Pluralism, with the measure of “negative” liberty that it entails, seems to me a truer and more humane ideal than the goals of those who seek in the great disciplined, authoritarian structures the ideal of “positive” self-mastery by classes, or peoples, or the whole of mankind.
Berlin wrote when the consensus pushed toward the middle, in a time of post-war horror over what totalitarian Fascism had accomplished, and of Cold War worry about the Soviet Union's lead in space and Communist China's unsettling “Great Leap Forward.” As a Jew who had escaped Stalinist Communism, Berlin had good reason to be wary of those who believed some humans knew better than others how to organize civilization.

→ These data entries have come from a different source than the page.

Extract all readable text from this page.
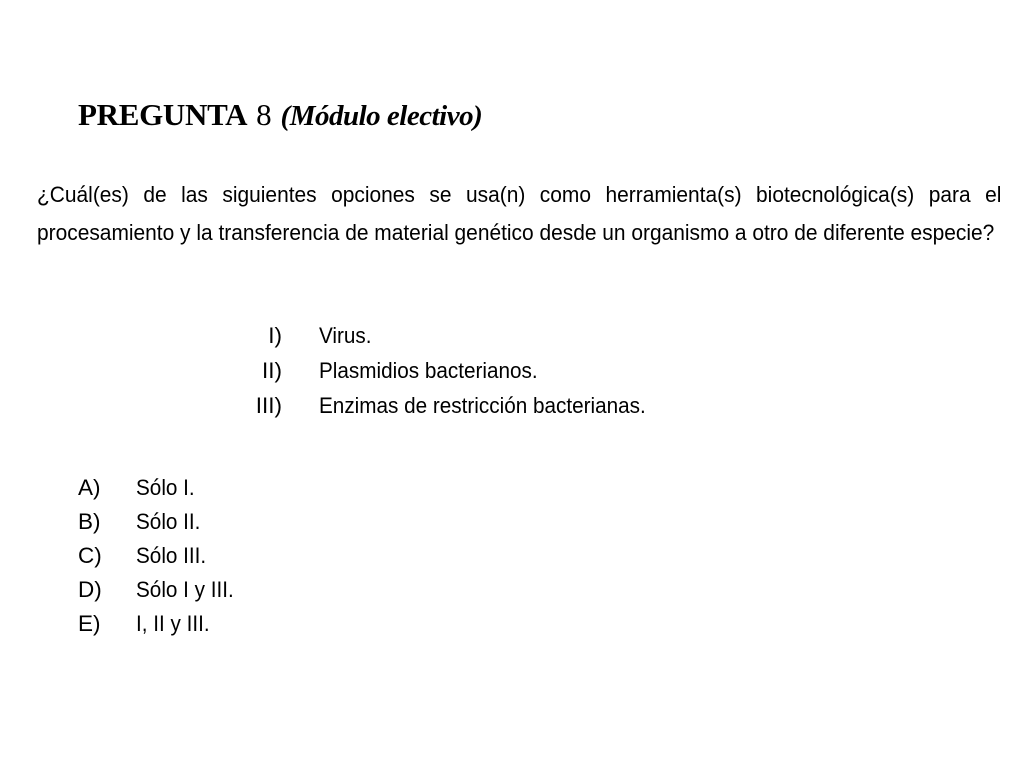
PREGUNTA 8 (Módulo electivo)

¿Cuál(es) de las siguientes opciones se usa(n) como herramienta(s) biotecnológica(s) para el procesamiento y la transferencia de material genético desde un organismo a otro de diferente especie?

I)	Virus.
II)	Plasmidios bacterianos.
III)	Enzimas de restricción bacterianas.
A)	Sólo I.
B)	Sólo II.
C)	Sólo III.
D)	Sólo I y III.
E)	I, II y III.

This blog’s five-post discussion of Berlin’s philosophy began with a
current defense of his teachings. It’s necessary. Well-considered, intellectually-framed attacks are out of fashion when aimed at those who advocate technical, therapeutic, “social health” approaches to helping fellow humans free themselves from their baser impulses. And as Oxford's Cherniss notes, even Berlin (after all, a fan of the New Deal) wouldn’t defend negative freedom that meant government refusing--just because it interfered with someone’s liberty--to tax the rich to help the poor.
As a supporter of pluralism, Berlin didn’t find it necessary to be tied to the purity of his argument. Let each individual find his or her way, and let government strive to guarantee that freedom to everyone.
There is little evidence of such modesty in today's U.S. The broad elite that dominates Democrats, the media, entertainment and the arts, the government bureaucracies, academia, and the Third Sector is a large echo chamber quite sure it knows what’s best for the other 80%. And our confident elite has spawned a Republican counterforce equally sure of its contrasting worldview.
In this partisan, polarized atmosphere, it's worth noting that Friedman has just proposed creation of a third party, the American Renewal Party (New York Times, 5.4.06).